Kosar noted that unemployment benefits from the bill Trump signed in December begin expiring in March. He added, “Doing big infrastructure bills is time-consuming, not least because Democrats define ‘infrastructure’ way more broadly than Republicans.”
“[Biden] may need to plunge forward with a relief bill because having the existing relief efforts expire before being re-upped would politically hurt him and the Democratic Party and would be bad for America,” Kosar said.
Adie Tomer is a transportation scholar with the Brookings Institution’s Metropolitan Policy Program and has a slightly more positive take on the Biden administration’s shuffling of priorities.
“Waiting on infrastructure would be a victory for all sides,” Tomer told the Washington Examiner.
“Congress wouldn’t have to juggle stimulus and infrastructure policy at the same time. The Biden administration would have time to advocate for marrying traditional infrastructure policy and innovative climate-focused policy. And the American public would benefit from more deliberate policy, not rushed action,” he added.
Buried beneath Tomer’s boosterism for stimulus now, infrastructure later creates a more serious disagreement about defining infrastructure reform among centrist Democrats.
“Any infrastructure stimulus should be highly targeted, like the broadband affordability policy within that December law,” he argued. However, Tomer believes that most infrastructure investments should be about long-term change, not short-term relief.
Robert Poole, director of transportation policy at the Reason Foundation, would like to see some long-term infrastructure changes. He doesn’t think the current ways of thinking about the subject will get us there.
“Infrastructure investment funds have raised over $600 billion in the last five years to invest in infrastructure, and U.S. public pension funds are diversifying their portfolios to add investments in long-lived infrastructure. Both types of entities seek to invest equity in revenue-generating infrastructure, such as airports, seaports, toll roads, and electric, gas, and water utilities,” he told the Washington Examiner.
That $600 billion is a tidy sum of money, but there’s a hitch. Because government-owned infrastructure in the U.S. is “100% debt-financed … most of these investments are going overseas,” Poole said. He believes that “getting the private sector to finance a significant portion of the Build Back Better effort should be a no-brainer and should appeal to both fiscally conservative Republicans and to moderate Democrats who want to enable underfunded public employee pension funds to invest in rebuilding America.”
The Biden team is currently eyeing large tax increases to help pay for its larger infrastructure ambitions. It wants to tax capital gains like income and raise the income tax on top earners.
The Washington Examiner asked the Association of American Railroads what it thinks of the feasibility of this wait, stimulate, and tax approach because the AAR is an infrastructure industry group that has been both critical and supportive of Democratic efforts recently.
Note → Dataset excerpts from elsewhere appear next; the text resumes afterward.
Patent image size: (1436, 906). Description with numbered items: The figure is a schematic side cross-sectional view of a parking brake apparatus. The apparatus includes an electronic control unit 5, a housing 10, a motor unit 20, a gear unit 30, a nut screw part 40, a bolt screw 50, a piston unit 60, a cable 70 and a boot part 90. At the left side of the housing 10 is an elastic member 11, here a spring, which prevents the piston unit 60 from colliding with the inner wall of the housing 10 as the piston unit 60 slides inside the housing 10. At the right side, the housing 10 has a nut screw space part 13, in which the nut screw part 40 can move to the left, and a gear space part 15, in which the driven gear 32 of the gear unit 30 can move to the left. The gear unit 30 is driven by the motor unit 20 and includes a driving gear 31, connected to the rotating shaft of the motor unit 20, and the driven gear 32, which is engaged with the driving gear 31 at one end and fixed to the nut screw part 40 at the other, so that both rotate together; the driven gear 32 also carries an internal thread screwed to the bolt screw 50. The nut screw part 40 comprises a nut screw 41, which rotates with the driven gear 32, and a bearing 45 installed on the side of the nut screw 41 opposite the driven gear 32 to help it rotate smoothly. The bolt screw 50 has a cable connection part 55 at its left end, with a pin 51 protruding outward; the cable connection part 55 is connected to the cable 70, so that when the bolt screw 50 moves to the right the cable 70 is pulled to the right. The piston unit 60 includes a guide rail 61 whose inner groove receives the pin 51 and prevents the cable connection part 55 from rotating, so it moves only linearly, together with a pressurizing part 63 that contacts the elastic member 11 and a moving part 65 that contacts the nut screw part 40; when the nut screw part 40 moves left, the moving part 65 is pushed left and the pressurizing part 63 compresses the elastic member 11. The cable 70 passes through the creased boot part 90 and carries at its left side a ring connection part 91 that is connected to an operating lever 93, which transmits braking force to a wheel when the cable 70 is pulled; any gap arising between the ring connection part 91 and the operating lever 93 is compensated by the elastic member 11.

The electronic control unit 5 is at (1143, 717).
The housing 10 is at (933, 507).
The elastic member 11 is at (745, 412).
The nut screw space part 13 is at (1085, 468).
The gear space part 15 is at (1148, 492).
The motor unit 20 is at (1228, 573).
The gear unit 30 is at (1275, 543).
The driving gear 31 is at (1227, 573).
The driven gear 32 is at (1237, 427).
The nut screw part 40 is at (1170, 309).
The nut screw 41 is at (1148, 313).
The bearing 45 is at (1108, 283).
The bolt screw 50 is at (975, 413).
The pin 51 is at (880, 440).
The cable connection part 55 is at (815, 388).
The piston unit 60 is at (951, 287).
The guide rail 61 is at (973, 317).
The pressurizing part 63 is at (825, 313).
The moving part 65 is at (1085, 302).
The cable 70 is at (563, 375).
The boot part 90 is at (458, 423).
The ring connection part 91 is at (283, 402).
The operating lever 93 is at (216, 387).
It came out swinging against the green infrastructure bill that the House passed last summer but was boosterish on aspects of Biden’s Build Back Better proposals in the fall.
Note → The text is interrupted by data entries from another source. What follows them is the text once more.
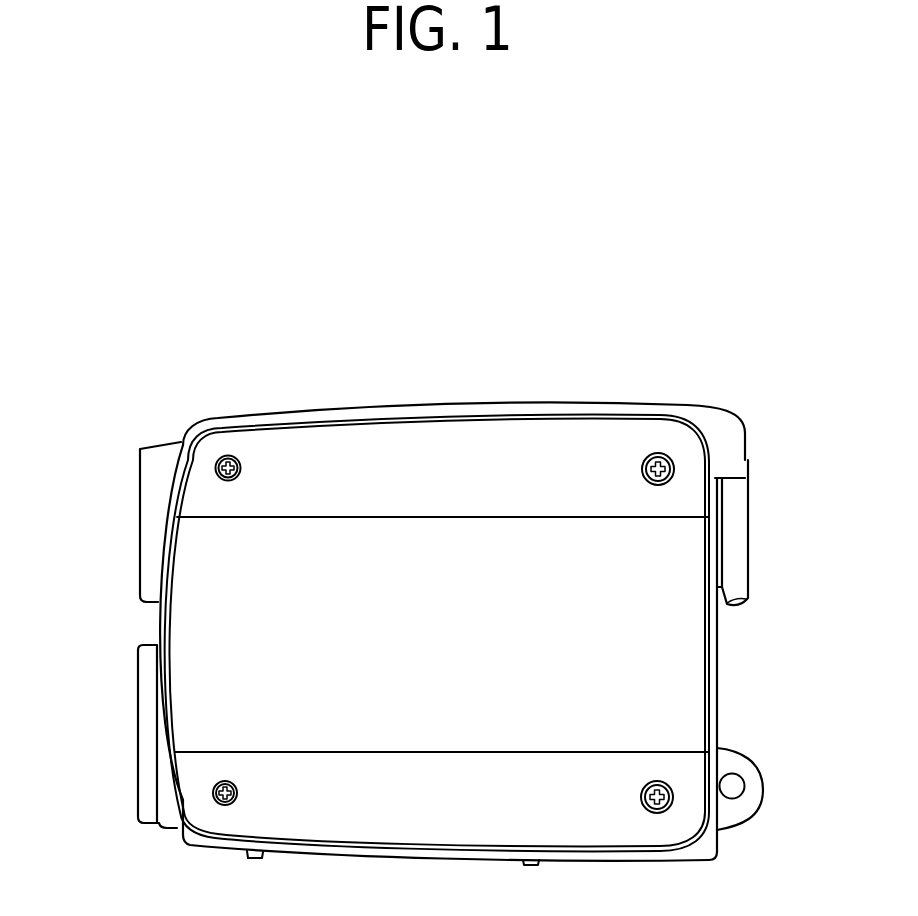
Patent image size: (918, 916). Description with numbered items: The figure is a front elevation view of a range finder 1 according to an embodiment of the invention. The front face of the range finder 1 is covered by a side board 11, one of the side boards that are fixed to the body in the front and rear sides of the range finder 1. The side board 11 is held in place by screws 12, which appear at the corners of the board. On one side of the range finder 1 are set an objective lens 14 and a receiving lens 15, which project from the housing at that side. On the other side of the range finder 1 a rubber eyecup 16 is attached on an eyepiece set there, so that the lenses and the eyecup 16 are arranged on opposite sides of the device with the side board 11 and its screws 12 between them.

The range finder 1 is at (563, 288).
The side board 11 is at (410, 452).
The screw 12 is at (230, 455).
The objective lens 14 is at (139, 558).
The receiving lens 15 is at (139, 790).
The rubber eyecup 16 is at (733, 526).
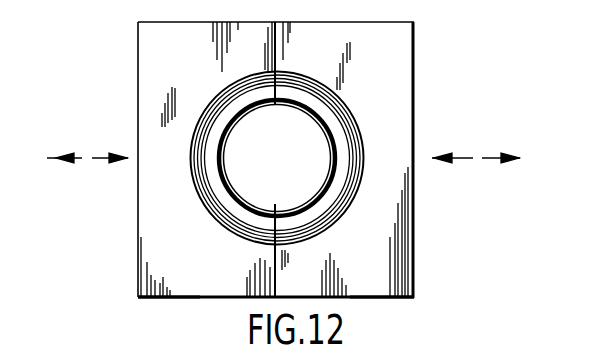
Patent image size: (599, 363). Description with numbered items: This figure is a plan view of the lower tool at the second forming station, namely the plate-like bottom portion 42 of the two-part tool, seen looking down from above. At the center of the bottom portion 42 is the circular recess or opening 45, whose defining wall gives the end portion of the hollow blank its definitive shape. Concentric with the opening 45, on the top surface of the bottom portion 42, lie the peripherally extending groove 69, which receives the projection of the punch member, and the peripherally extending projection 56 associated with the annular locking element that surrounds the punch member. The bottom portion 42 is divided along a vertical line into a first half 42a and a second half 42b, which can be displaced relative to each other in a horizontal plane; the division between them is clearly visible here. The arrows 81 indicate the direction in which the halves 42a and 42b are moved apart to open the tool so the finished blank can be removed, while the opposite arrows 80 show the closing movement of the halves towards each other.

The bottom portion 42 is at (402, 42).
The first half 42a is at (167, 297).
The second half 42b is at (397, 300).
The circular recess or opening 45 is at (286, 166).
The peripherally extending projection 56 is at (356, 130).
The peripherally extending groove 69 is at (343, 167).
The inward direction arrow 80 is at (118, 157).
The arrows 81 is at (61, 157).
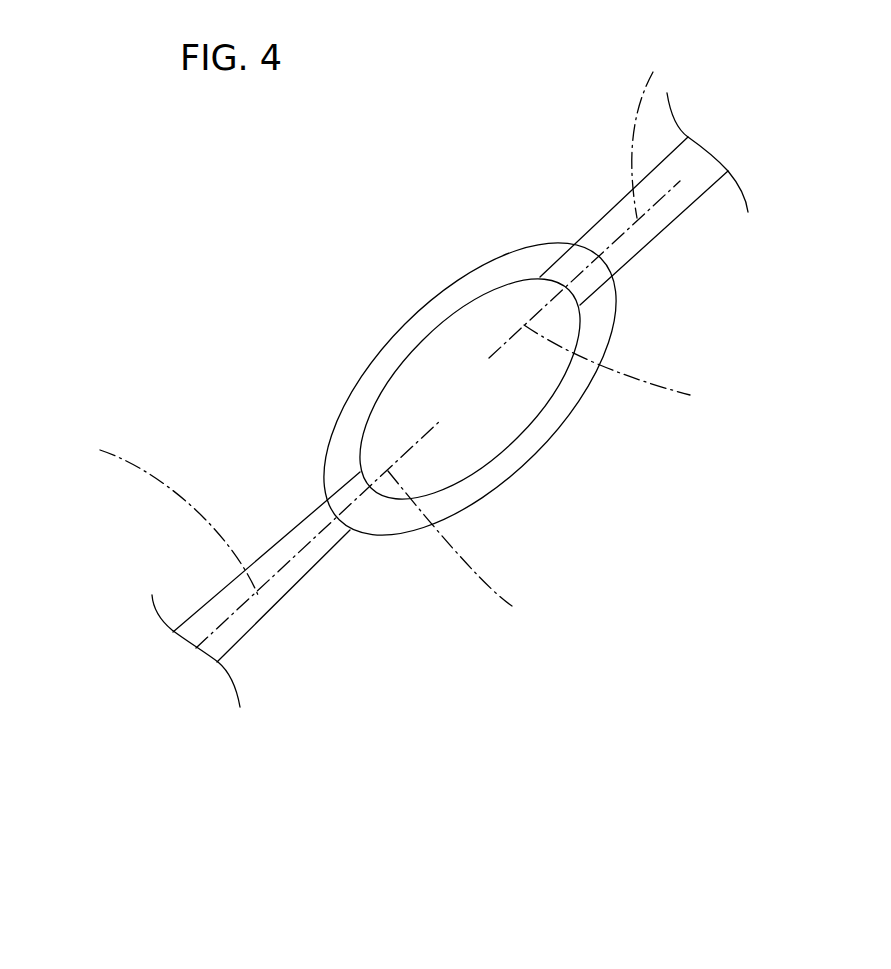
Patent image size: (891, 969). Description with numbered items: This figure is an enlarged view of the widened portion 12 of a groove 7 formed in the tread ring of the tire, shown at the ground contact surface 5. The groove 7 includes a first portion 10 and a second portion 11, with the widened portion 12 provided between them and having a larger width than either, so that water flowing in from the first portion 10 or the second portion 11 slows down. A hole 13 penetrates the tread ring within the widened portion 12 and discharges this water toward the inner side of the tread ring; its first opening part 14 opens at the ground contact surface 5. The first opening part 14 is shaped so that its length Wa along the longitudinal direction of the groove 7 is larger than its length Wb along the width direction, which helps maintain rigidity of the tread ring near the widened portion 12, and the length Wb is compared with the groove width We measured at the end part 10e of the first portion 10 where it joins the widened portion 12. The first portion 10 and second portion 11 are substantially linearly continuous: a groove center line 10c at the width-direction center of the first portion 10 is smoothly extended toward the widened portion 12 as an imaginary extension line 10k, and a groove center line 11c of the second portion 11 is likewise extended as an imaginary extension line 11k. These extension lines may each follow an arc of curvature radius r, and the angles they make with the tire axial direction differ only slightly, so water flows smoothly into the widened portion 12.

The ground contact surface 5 is at (584, 144).
The groove 7 is at (690, 225).
The second portion 11 is at (690, 183).
The groove center line 11c is at (655, 130).
The imaginary extension line 11k is at (690, 395).
The widened portion 12 is at (615, 327).
The hole 13 is at (522, 389).
The first opening part 14 is at (567, 395).
The first portion 10 is at (209, 620).
The groove center line 10c is at (158, 513).
The end part 10e is at (343, 550).
The imaginary extension line 10k is at (512, 606).
The curvature radius r is at (657, 202).
The length of the first opening part along the longitudinal direction Wa is at (327, 502).
The length of the first opening part along the width direction Wb is at (507, 477).
The width of the groove at the end part We is at (327, 502).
“The AAR is taking a wait and see approach, as the incoming Biden administration and Congress have many priorities and several different paths for advancing infrastructure policy. Regardless of what they do and when they do it, the most immediate challenge for infrastructure policy in the U.S. is reauthorizing the surface transportation law. The fundamentals of that, including how to pay for it, remain the same and require bipartisan cooperation in Washington,” spokesman Ted Greener said.